规避了祝烨伟这个不稳定因素,看房进行的很顺利,出租屋所处的地段很好,离祝惜月上学的一中很近,虽然旧了一点儿但是生活用具齐全,拎包即住,租金在南临也能算得上是一等一的良心。

房东是个胖女人,动作娴熟数好了钱之后,才得空上上下下打量祝惜月一番,随口问了句:“你多大了?”

祝惜月从善如流:“十八。”

钟心如看她一眼,哂了一声,明显不信,但也无伤大雅,毕竟送上门的生意没有不做的理,在她这儿租房也不用填合同,一张收据就能换一把钥匙。

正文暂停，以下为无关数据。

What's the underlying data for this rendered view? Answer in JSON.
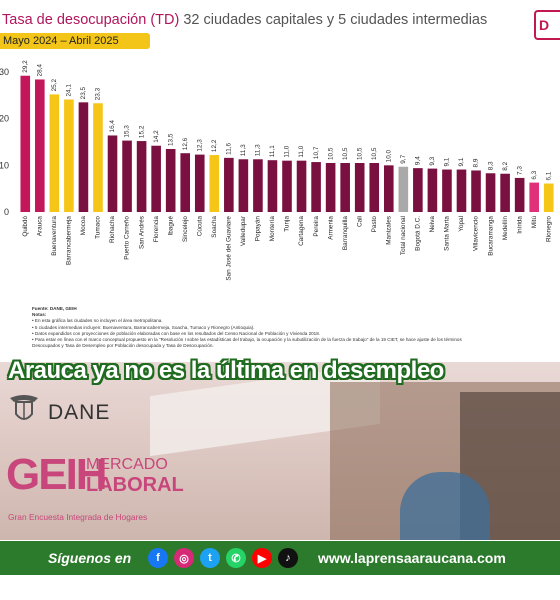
{
  "header": {
    "title_main": "Tasa de desocupación (TD)",
    "title_rest": "32 ciudades capitales y 5 ciudades intermedias",
    "period": "Mayo 2024 – Abril 2025"
  },
  "chart_data": {
    "type": "bar",
    "title": "Tasa de desocupación (TD) 32 ciudades capitales y 5 ciudades intermedias",
    "ylim": [
      0,
      30
    ],
    "yticks": [
      0,
      10,
      20,
      30
    ],
    "categories": [
      "Quibdó",
      "Arauca",
      "Buenaventura",
      "Barrancabermeja",
      "Mocoa",
      "Tumaco",
      "Riohacha",
      "Puerto Carreño",
      "San Andrés",
      "Florencia",
      "Ibagué",
      "Sincelejo",
      "Cúcuta",
      "Soacha",
      "San José del Guaviare",
      "Valledupar",
      "Popayán",
      "Montería",
      "Tunja",
      "Cartagena",
      "Pereira",
      "Armenia",
      "Barranquilla",
      "Cali",
      "Pasto",
      "Manizales",
      "Total nacional",
      "Bogotá D.C.",
      "Neiva",
      "Santa Marta",
      "Yopal",
      "Villavicencio",
      "Bucaramanga",
      "Medellín",
      "Inírida",
      "Mitú",
      "Rionegro"
    ],
    "values": [
      29.2,
      28.4,
      25.2,
      24.1,
      23.5,
      23.3,
      16.4,
      15.3,
      15.2,
      14.2,
      13.5,
      12.6,
      12.3,
      12.2,
      11.6,
      11.3,
      11.3,
      11.1,
      11.0,
      11.0,
      10.7,
      10.5,
      10.5,
      10.5,
      10.5,
      10.0,
      9.7,
      9.4,
      9.3,
      9.1,
      9.1,
      8.9,
      8.3,
      8.2,
      7.3,
      6.3,
      6.1
    ],
    "value_labels": [
      "29,2",
      "28,4",
      "25,2",
      "24,1",
      "23,5",
      "23,3",
      "16,4",
      "15,3",
      "15,2",
      "14,2",
      "13,5",
      "12,6",
      "12,3",
      "12,2",
      "11,6",
      "11,3",
      "11,3",
      "11,1",
      "11,0",
      "11,0",
      "10,7",
      "10,5",
      "10,5",
      "10,5",
      "10,5",
      "10,0",
      "9,7",
      "9,4",
      "9,3",
      "9,1",
      "9,1",
      "8,9",
      "8,3",
      "8,2",
      "7,3",
      "6,3",
      "6,1"
    ],
    "colors": [
      "#c2185b",
      "#c2185b",
      "#f5c518",
      "#f5c518",
      "#7a1040",
      "#f5c518",
      "#7a1040",
      "#7a1040",
      "#7a1040",
      "#7a1040",
      "#7a1040",
      "#7a1040",
      "#7a1040",
      "#f5c518",
      "#7a1040",
      "#7a1040",
      "#7a1040",
      "#7a1040",
      "#7a1040",
      "#7a1040",
      "#7a1040",
      "#7a1040",
      "#7a1040",
      "#7a1040",
      "#7a1040",
      "#7a1040",
      "#a9a9a9",
      "#7a1040",
      "#7a1040",
      "#7a1040",
      "#7a1040",
      "#7a1040",
      "#7a1040",
      "#7a1040",
      "#7a1040",
      "#e0307a",
      "#f5c518"
    ]
  },
  "notes": {
    "source": "Fuente: DANE, GEIH",
    "heading": "Notas:",
    "lines": [
      "• En esta gráfica las ciudades no incluyen el área metropolitana.",
      "• 5 ciudades intermedias incluyen: Buenaventura, Barrancabermeja, Soacha, Tumaco y Rionegro (Antioquia).",
      "• Datos expandidos con proyecciones de población elaboradas con base en los resultados del Censo Nacional de Población y Vivienda 2018.",
      "• Para estar en línea con el marco conceptual propuesto en la \"Resolución I sobre las estadísticas del trabajo, la ocupación y la subutilización de la fuerza de trabajo\" de la 19 CIET, se hace ajuste de los términos",
      "Desocupados y Tasa de Desempleo por Población desocupada y Tasa de Desocupación."
    ]
  },
  "headline": "Arauca ya no es la última en desempleo",
  "branding": {
    "dane": "DANE",
    "geih_mark": "GEIH",
    "mercado": "MERCADO",
    "laboral": "LABORAL",
    "geih_sub": "Gran Encuesta Integrada de Hogares",
    "logo_initial": "D"
  },
  "footer": {
    "follow": "Síguenos en",
    "site": "www.laprensaaraucana.com",
    "socials": [
      {
        "icon": "facebook-icon",
        "glyph": "f",
        "color": "#1877f2"
      },
      {
        "icon": "instagram-icon",
        "glyph": "◎",
        "color": "#d62976"
      },
      {
        "icon": "twitter-icon",
        "glyph": "t",
        "color": "#1da1f2"
      },
      {
        "icon": "whatsapp-icon",
        "glyph": "✆",
        "color": "#25d366"
      },
      {
        "icon": "youtube-icon",
        "glyph": "▶",
        "color": "#ff0000"
      },
      {
        "icon": "tiktok-icon",
        "glyph": "♪",
        "color": "#111111"
      }
    ]
  }
}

钟心如接着说:“押一付三,家具你来的时候它什么样,退租就得什么样,知道吧?我跟你讲,小姑娘,你算是捡着漏了,这个价在主城区,除了我这儿,你上哪儿找啊。”

说完她扯了张收据连同钥匙一并递给祝惜月,撂下一句“没事儿别联系。”便扭着腰出了门。

祝惜月站在门口玄关,静静地打量了一圈儿室内。

一居室,大概三四十平,进门右手边就是厨房,正对着客厅,最里边是一间小卧室。

家具都是些上了年头的老东西,壁橱的门松松垮垮摇摇欲坠,目测比她岁数还大。

胜在便宜,也解决了她没地方住的燃眉之急。

房间里有一种长时间没住过人的老房子味道,散也散不掉,窄小的阳台半封闭,镶着蓝色钴玻璃,是零几年那会儿最流行的装潢。

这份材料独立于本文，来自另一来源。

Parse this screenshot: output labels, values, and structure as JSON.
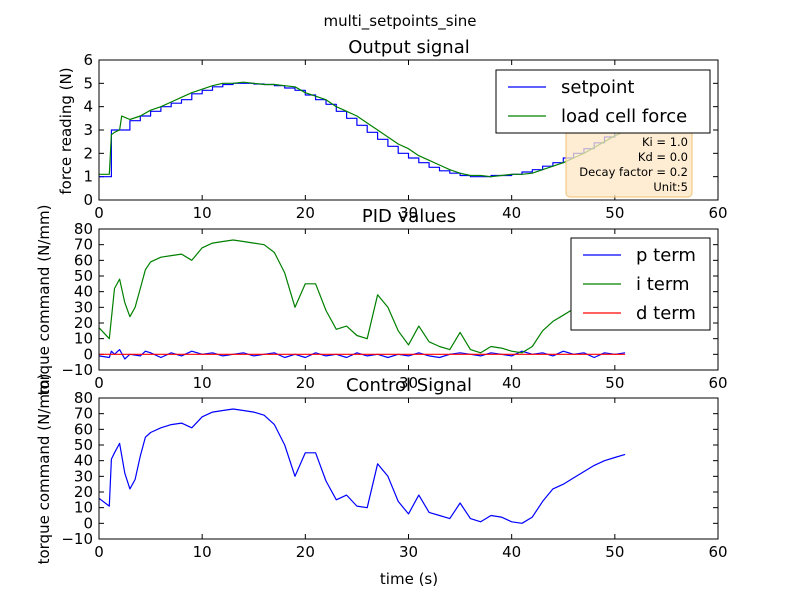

祝惜月推开窗户想透透气,撑着窗框向外看去,楼与楼之间的距离出奇得近。

隔壁锈迹斑斑漆皮剥落的晾衣杆几乎要伸到别家窗前,探出的一截木板上压着一盆枯死的叫不出名的花草,茎叶干瘪垂落,奄奄一息。

祝惜月晚上没走,凑合睡了一夜,第二天一大早坐上了回溧水的班车。

溧水严格来说算是南临最东边附属的一个小县城,老旧的班车往返于两地数十年之久,拖着残缺笨重的壳在愈来愈不平坦的路面上颠簸。

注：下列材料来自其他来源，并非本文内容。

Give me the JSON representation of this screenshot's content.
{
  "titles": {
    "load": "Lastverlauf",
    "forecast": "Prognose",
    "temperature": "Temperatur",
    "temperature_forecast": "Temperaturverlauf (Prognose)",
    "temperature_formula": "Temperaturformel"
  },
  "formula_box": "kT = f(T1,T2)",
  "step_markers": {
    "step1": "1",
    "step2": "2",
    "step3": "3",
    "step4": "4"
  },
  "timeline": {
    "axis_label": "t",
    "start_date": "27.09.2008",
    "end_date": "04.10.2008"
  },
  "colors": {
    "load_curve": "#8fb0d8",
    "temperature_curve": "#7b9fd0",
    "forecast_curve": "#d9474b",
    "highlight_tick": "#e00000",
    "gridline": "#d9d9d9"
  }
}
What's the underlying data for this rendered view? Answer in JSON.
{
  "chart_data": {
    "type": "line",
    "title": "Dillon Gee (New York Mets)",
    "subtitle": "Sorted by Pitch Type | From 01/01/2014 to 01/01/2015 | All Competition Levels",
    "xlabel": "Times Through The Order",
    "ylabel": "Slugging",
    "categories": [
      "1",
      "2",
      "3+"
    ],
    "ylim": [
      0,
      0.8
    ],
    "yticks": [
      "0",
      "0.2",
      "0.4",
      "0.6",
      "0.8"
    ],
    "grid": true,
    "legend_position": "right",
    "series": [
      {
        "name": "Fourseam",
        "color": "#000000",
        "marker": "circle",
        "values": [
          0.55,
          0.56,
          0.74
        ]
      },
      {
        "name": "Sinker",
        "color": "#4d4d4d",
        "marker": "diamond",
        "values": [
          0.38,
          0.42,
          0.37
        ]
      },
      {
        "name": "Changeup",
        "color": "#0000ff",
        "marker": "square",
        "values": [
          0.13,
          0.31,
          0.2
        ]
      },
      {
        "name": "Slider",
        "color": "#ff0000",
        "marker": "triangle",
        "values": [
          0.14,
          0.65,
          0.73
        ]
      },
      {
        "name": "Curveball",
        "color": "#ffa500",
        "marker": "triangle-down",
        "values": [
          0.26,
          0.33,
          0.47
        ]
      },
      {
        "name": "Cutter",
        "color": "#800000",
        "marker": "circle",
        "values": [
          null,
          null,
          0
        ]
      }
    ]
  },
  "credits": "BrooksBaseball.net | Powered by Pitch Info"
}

祝烨伟和宋瓷离婚之后,祝惜月便跟着阿婆吴芮在溧水生活,早几年阿婆身子骨还算硬朗,祖孙二人相依为命,后来阿婆记性不好开始犯糊涂,最近几年更是每况愈下,连祝惜月都认不出来已经是常态。

祝惜月有个姑姑祝舒华,原本远嫁到北方二三十年,后来丈夫在工地出事,那头的老人也陆续离世,她这才带着儿子回了溧水娘家,和祝惜月老太太挤在老房子里一起生活了几年。

表哥禄飞光属于典型的耀祖,快三十多岁的人没个正经工作,整天躺在家里混吃等喝,啃老啃得不亦乐乎。

祝舒华费尽心思托人给他介绍对象,有个还算谈得拢的,结果女方家里一上门,嫌弃没钱,更嫌弃家里一老一小两个拖油瓶。

那天祝惜月放学回来,刚进院子,还没进门,就听见屋里有女人陌生的大嗓门响起,无非就是一些老生常谈的房子彩礼。

祝惜月见怪不怪走了进来,两人的对话戛然而止,娄艳视线落在祝惜月身上,直白露骨,从头到脚审视了她一遍,脸色一变,脱口而出:“怎么还有个小的?”

祝舒华赶紧催促祝惜月:“还愣着干嘛?这是你嫂子那头的妈,快喊人。”

祝惜月看了娄艳一眼,收回视线,神色寡淡垂下眼:“阿姨好。”

说完她径直朝着里面的房间走去,门“砰”的一声在身后关上。

祝舒华赔了个笑,给娄艳抓了把瓜子:“我弟的女儿,死丫头从小脾气就怪,不爱说话,你别管她。”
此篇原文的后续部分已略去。